The Lesson, from newcomers Kristina Grozeva and Petar Valchanov, begins with a simple exercise: an English teacher in a small Bulgarian school giving her class the chance to anonymously return money stolen from one of the students. Yet the first couple attempts yield neither confession nor cash. From there the film spirals into an exploration of the moral codes we have for ourselves and others, and the detrimental effects of a society bound by capitalism.

Margita Gosheva stars as Nadya, the teacher who, after failing to discipline her students for the theft, returns home to find that her husband has been funneling the household income into a dead-end investment scheme. They have mere days to repay the bank before their home is foreclosed. Fearful that the couple and their young daughter will be forced out onto the streets, Nadya frantically exhausts every option she can think of. The irony is not lost on her that, even as she continues to find the culprit in her classroom, she is forced to stoop to new levels in order to save her family.
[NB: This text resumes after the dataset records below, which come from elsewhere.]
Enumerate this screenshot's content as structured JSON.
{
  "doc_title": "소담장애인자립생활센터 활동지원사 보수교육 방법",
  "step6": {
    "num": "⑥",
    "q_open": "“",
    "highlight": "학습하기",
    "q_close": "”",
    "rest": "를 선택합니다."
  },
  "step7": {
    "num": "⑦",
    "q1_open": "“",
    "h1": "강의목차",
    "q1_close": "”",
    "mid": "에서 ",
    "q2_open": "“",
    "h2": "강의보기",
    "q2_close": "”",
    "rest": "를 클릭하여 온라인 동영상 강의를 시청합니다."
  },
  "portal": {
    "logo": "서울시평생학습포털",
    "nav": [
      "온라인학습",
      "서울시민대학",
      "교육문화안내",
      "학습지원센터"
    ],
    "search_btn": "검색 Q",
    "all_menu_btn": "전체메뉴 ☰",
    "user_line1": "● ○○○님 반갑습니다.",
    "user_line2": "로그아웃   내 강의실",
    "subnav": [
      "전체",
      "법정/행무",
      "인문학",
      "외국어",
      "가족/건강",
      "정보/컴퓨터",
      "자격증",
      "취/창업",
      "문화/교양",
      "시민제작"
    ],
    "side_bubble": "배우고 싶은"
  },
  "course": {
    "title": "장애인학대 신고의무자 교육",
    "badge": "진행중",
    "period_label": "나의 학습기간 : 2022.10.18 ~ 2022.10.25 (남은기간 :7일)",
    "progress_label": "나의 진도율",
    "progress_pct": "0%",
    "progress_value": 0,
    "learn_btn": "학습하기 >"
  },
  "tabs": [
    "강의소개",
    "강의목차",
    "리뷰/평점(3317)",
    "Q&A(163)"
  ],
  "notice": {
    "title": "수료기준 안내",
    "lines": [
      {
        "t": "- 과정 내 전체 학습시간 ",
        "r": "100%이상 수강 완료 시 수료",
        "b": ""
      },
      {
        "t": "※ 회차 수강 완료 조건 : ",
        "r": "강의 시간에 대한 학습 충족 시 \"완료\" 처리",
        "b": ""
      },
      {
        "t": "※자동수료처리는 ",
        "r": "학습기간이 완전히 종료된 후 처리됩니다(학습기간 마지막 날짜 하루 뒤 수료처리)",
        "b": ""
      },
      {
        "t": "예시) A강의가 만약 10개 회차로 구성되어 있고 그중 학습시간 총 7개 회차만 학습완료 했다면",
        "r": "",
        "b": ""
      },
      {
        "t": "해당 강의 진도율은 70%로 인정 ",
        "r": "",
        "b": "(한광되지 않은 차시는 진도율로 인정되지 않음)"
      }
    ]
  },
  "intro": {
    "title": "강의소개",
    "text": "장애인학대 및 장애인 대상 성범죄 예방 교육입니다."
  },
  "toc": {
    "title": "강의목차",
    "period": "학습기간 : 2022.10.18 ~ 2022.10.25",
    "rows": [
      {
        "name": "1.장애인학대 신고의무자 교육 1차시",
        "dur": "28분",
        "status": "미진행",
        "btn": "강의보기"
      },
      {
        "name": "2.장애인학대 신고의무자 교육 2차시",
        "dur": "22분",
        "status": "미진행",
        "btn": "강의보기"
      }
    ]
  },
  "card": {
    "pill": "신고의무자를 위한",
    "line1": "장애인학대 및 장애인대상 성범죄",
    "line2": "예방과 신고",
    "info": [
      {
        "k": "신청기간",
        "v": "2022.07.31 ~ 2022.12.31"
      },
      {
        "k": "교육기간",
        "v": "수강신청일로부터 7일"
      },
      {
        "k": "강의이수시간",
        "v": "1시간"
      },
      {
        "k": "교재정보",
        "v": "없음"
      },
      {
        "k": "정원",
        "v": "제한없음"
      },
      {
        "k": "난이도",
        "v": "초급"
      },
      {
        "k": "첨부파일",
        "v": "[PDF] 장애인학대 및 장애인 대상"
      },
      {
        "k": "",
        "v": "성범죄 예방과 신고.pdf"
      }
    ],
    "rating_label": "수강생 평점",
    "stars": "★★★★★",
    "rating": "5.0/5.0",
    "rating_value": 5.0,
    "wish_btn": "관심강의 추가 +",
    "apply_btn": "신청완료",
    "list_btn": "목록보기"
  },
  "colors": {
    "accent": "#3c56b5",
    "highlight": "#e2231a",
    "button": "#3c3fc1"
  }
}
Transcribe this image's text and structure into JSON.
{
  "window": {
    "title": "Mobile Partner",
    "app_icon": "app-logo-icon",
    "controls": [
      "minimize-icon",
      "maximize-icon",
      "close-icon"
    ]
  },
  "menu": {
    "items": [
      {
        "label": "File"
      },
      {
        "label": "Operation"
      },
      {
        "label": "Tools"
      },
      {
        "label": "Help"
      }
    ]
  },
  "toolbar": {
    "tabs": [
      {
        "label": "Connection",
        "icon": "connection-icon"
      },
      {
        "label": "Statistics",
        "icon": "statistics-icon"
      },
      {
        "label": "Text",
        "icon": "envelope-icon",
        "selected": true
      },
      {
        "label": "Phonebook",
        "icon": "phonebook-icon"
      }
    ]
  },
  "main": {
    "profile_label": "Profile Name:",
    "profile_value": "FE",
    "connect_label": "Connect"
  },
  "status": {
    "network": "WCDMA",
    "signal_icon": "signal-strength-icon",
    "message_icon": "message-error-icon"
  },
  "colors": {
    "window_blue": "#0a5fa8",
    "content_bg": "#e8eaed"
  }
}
Although unnecessarily long at almost two hours, Grozeva and Valchanov manage to maintain high energy and suspense throughout the film, championing the extraordinary circumstances of everyday life. Gosheva, in the lead role, anchors the film as a character whose once rigid moral center is forced to adapt to the new situation. Between the struggles Nadya faces in her professional and personal life, we get glimpses into her past that offer insight into her hardened exterior; a father who remarried a younger woman too soon after her mother’s death; a marriage for love that curtailed bigger professional goals. But, for a character who seems so set in her ways, Nadya still has some surprises in her.

Some details are difficult to digest, like why a woman as smart as Nadya would marry and trust a man that everyone else considers a deadbeat, but, for the most part, The Lesson is as riveting as it is realistic.